Выбрать главу

Салтуп Григорий Борисович

Лента Мёбиуса

Григорий Борисович Салтуп

Лента Мёбиуса

рассказ

"Кто что ни говори, а подобные истории

еще бывают на свете, - редко, но бывают".

Н.В. Гоголь.

1.

М-м-м... вз-з-з - дуло парабеллума уперлось меж лопаток и холодит душу; избит, искорежен, во всем теле тугая резиновая боль, не шевельнуть ни рукой, ни ногой, - сознание возвращается медленно, пульсирующими толчками; голоса отдаляются, с присвистом железных подковок шаркают тяжелые сапоги по бетонному полу камеры, - отошли, совещаются, но слов не разобрать - чужая отрывистая речь; дуло пистолета свербит, ковыряет позвоночник; властная жестокая рука хватает его за волосы, отрывает голову от холодного пола: "Ты будешь говорить, скотина?!" - "Я - а... не... о... у..." - опухший, прикушенный от боли язык не в состоянии выговаривать членораздельные слова; "Поскорей бы пристрелили, лишь бы не мучаться. Все равно я ничего не скажу!" - эта мысль и с ней надежда на освобождение от боли ярким проблеском пронзает всё его измученное тело; но тот, с парабеллумом, упорствует, - загибает его голову к спине до хруста в позвоночнике, тычет дулом в спину, взводя курок, и остервенело орет: "Не!

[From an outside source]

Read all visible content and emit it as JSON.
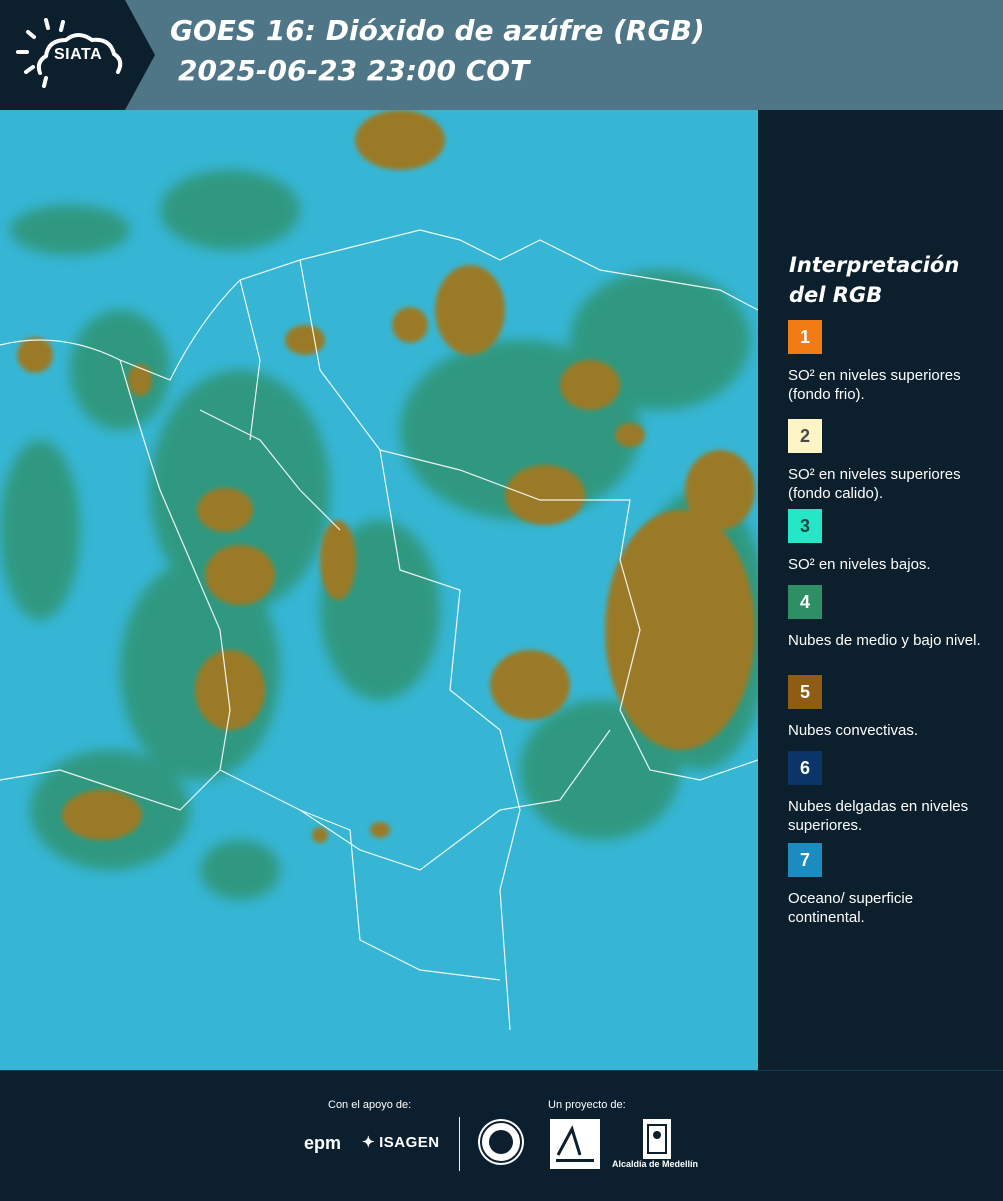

- Ты будешь говорить, скотина! Ты все скажешь! И не надейся на легкую смерть! Отвечай мне: почему ты опять напился с Кронидом Собакиным?! Кто был третьим?! О чем вы договаривались?!"

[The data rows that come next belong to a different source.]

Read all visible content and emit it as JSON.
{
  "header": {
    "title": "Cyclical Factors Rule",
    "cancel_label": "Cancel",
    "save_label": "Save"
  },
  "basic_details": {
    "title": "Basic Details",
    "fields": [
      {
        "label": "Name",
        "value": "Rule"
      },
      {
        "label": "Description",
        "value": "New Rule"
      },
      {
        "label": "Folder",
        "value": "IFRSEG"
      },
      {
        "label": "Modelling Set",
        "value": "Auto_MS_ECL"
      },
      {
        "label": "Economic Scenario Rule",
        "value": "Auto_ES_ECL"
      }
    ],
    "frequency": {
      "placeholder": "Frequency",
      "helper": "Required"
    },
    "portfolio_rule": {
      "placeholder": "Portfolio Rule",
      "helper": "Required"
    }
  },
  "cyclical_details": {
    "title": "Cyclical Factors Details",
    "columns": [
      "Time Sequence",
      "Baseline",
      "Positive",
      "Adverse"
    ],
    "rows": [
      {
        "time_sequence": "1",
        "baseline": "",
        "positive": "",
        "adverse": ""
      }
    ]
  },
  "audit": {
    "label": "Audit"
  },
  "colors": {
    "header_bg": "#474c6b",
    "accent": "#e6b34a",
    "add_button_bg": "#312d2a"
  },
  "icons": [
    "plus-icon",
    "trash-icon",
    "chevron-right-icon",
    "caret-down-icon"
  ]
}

- Костя... Костя-заинька - третий... Хотели еще пузырь взять... Взяли или нет, - не помню... Убейте, - но не помню...

Он с трудом размежил веки, огляделся - о, ужас!

Нет больше камеры гестапо, и вообще никого нет!

Лестничная площадка, в углу ведро для пищевых отходов сладковато воняет тухлятиной и аммиачно - мочой, а он уже не на полу, не лежит избитый, а скорчился в неудобной позе на широком подоконнике, и в позвоночник ему упирается не дуло пистолета - шпингалет,- обыкновенный рычажок шпингалета от оконной рамы!

О, ужас! Значит, пытки ему лишь причудились, но голова-то трещит, тяжелая, и тело все болит, как после побоев, - не шевельнуть ни рукой, ни ногой...

"Кронид Собакин... гестаповец с парабеллумом... Костя-заинька с фуфырем и складной удочкой... Кто же из них был?"

Действительность и кошмарные видения еще клубились в сознании клочками серого тумана; превозмогая щипки боли в отсиделых конечностях, он оторвал свое тело от подоконника (дуло парабеллума исчезло вместе со шпингалетом), шагнул два раза и сел на заплеванный кафельный пол, - подкосились, не выдержали ноги.

"Да, конечно, откуда здесь могут быть гестаповцы? - тридцать с чем-то лет Победы весной отмечали, и меня опять тогда заманили на Васильевский..." - Борька попытался встать с ледяного пола, - не получилось, еще раз попытался, - и опять не вышло, ноги не сгибались; в третий раз он уцепился за чугунную решетку перил и встал-таки на ноги, противный самому себе.

"Борька-Борька, да как же ты дошел до такого состояния?"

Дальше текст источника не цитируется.